The balance of power has tipped entirely into his hands.

“You like when I say your name?” His rough voice is shredded velvet.

Finding forming words difficult, I nod. My body trembles, every muscle strung tight.

He smiles. Not the calculated, cold tilt of lip I know from before, but a dangerous grin that promises equal parts pleasure and ruin, and I’ll gladly accept both.

“I’m going to call your name while I fuck you into oblivion.” Every syllable sends tremors straight through me. “I want to hear you scream mine back.”

His hands shift, manipulating my body like he’s done so a thousand times. One hand digs into my hip while the other hooks under my knee, opening me wide. I’m totally exposed and powerless to do anything but take what he offers.

He slides into me in one relentless thrust, and I forget how to breathe.

Stars crowd my vision, and the unyielding grip of his hands erases every thought until only sensation remains.

“Jordan.” My name grinds from his throat, again and again, matching the punishing rhythm of his hips. “Jordan. Jordan.”

Every repetition draws me higher, closer to the brink. I’m utterly desperate, grabbing his arms, the sheets, anything to keep from coming apart completely as the pleasure climbs.

I need this, need him, but more than that…I want him.

I want this, over and over, until I can’t remember a time without him inside me.

Until there is only Kirill.

The shark’s caught his prey.

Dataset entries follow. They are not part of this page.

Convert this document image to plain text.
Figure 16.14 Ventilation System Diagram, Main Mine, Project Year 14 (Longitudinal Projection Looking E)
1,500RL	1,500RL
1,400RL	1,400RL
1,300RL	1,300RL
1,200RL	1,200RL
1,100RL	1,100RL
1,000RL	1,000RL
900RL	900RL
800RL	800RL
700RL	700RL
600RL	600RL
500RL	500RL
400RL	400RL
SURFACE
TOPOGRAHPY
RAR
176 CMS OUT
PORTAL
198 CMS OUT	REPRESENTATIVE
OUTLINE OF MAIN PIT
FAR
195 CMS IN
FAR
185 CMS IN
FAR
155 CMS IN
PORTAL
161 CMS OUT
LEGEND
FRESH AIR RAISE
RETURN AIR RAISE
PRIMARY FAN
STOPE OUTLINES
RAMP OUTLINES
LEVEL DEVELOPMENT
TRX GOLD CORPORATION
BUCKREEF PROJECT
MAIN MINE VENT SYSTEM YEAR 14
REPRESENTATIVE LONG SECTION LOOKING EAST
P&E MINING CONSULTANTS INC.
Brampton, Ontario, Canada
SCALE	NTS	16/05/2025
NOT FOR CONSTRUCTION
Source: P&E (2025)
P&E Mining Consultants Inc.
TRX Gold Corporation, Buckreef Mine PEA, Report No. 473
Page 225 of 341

And I’m eager to remain clenched in his jaws.

Our breath comes ragged, sweat slicking our skin. The whole world’s reduced to the shattering sound of my name, to the way he drives into me without restraint.

“Kirill!” My voice claws out of me, scraping my throat raw. “Kirill, please—”

He shifts just a fraction, angling deeper until I’m at the edge and staring down at release.

His rhythm stutters as urgency bleeds through and roughens his motions. Still, he chants my name, like a prayer or a curse. Or both.

It’s that litany—the sound of my name breaking loose from his lips—that finally unravels me.

The orgasm hits with no warning or mercy, just a flash-flood that wrecks every thought, every muscle, every last shield.

My body locks up so tightly, I swear my bones will break. I can’t speak. Can’t breathe. There’s only the rush of blood in my skull and the ghost of my name, echoing, echoing, echoing.

The room narrows to a black tunnel, and reality splits apart as euphoria smashes through me.

I register the unmistakable rip of his own release as he goes under with me. The world is muffled and distant, like an underwater signal that’s barely reaching me through the haze.

For a long second, I slip the leash entirely.

Gone. No thoughts. Just aftermath. Just floating.

Then I slam back into myself, my lungs scraping for air, every nerve buzzing. His solid arm across my waist is the only thing keeping me tethered to this planet.

Nothing else in my life compares to this.

I’ve never given in so completely, never been dismantled and remade in one blow. For the first time, someone knows me so fully, it’s nearly violent.

I’ve given him a weapon, a lever he can pull under my skin. My name in his mouth is a code that unlocks doors I never realized existed.

I should flee in terror.

Instead, I twist toward him, hungry for more, craving this magnetic connection. Even if he undoes me.